As we readjust our investment portfolios for the year ahead, investors should consider value style-oriented exchange traded funds.
With the Federal Reserve tapering its accommodative bond-purchasing program and eying multiple interest rate hikes this year, rising rates will weigh on the growth style, which we are already seeing in the pullback among technology stocks. The higher borrowing costs could weigh on future earnings, which have been the attractive feature for growth stocks in the previous low-yield environment.
However, with a higher rate outlook, investors should begin to shift to value. Bob Leininger, a portfolio manager at Gabelli Funds, anticipates that trend will continue and is focusing more of his portfolio on financials, energy, and aviation stocks that can benefit from a broad economic expansion, Reuters reports.
“The Fed is serious about ending quantitative easing,” Leininger told Reuters. “This is the year that we will start to see quantitative tightening and that will favor value stocks.”
While rate hikes tend to slow down growth, equities have typically increased during rate-hike cycles. For instance, the S&P 500 has advanced at an average annualized rate of 9% over the 12 such rate hike cycles since the 1950s and showed positive returns in 11 of those periods, according to Truist Advisory Services data.

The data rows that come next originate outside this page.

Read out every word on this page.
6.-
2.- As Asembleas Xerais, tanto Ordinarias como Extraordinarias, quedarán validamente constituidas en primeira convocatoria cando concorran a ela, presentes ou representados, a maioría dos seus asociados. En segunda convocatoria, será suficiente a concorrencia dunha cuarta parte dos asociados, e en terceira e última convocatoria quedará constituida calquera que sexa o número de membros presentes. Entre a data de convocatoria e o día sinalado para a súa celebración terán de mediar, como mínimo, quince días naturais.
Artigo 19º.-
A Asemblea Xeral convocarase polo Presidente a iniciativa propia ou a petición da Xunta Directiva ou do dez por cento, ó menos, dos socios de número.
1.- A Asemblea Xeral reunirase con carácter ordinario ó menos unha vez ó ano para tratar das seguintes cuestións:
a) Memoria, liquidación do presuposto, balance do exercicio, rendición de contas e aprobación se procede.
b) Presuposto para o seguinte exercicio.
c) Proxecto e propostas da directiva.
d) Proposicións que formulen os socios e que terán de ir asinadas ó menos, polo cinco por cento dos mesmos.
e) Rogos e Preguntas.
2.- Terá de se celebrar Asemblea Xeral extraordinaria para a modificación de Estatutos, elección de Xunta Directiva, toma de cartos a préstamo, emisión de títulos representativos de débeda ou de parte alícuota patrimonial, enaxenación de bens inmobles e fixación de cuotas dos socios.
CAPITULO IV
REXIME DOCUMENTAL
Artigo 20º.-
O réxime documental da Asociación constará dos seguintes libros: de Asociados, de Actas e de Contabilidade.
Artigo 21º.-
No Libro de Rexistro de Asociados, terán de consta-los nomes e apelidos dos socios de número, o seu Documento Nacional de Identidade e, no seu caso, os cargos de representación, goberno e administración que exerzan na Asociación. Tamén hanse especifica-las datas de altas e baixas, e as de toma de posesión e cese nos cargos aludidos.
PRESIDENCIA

ETF investors interested in a targeted approach to the value segment can look to the American Century STOXX U.S. Quality Value ETF (NYSEArca: VALQ). VALQ’s stock selection process includes a value score based on value, earnings yield, and cash flow yield, along with a sustainable income score based on dividend yield, dividend growth, and dividend coverage.
The American Century Focused Large Cap Value ETF (FLV) tries to achieve long-term returns through an investment process that seeks to identify value and minimize volatility. FLV holdings and value stocks usually trade at lower prices relative to fundamental value measures, like earnings and the book value of assets.
Lastly, the Avantis U.S. Small Cap Value ETF (AVUV), an actively managed ETF, seeks long-term capital appreciation. The fund invests primarily in U.S. small-cap companies. It is designed to increase expected returns by focusing on firms trading at what are believed to be low valuations with higher profitability ratios.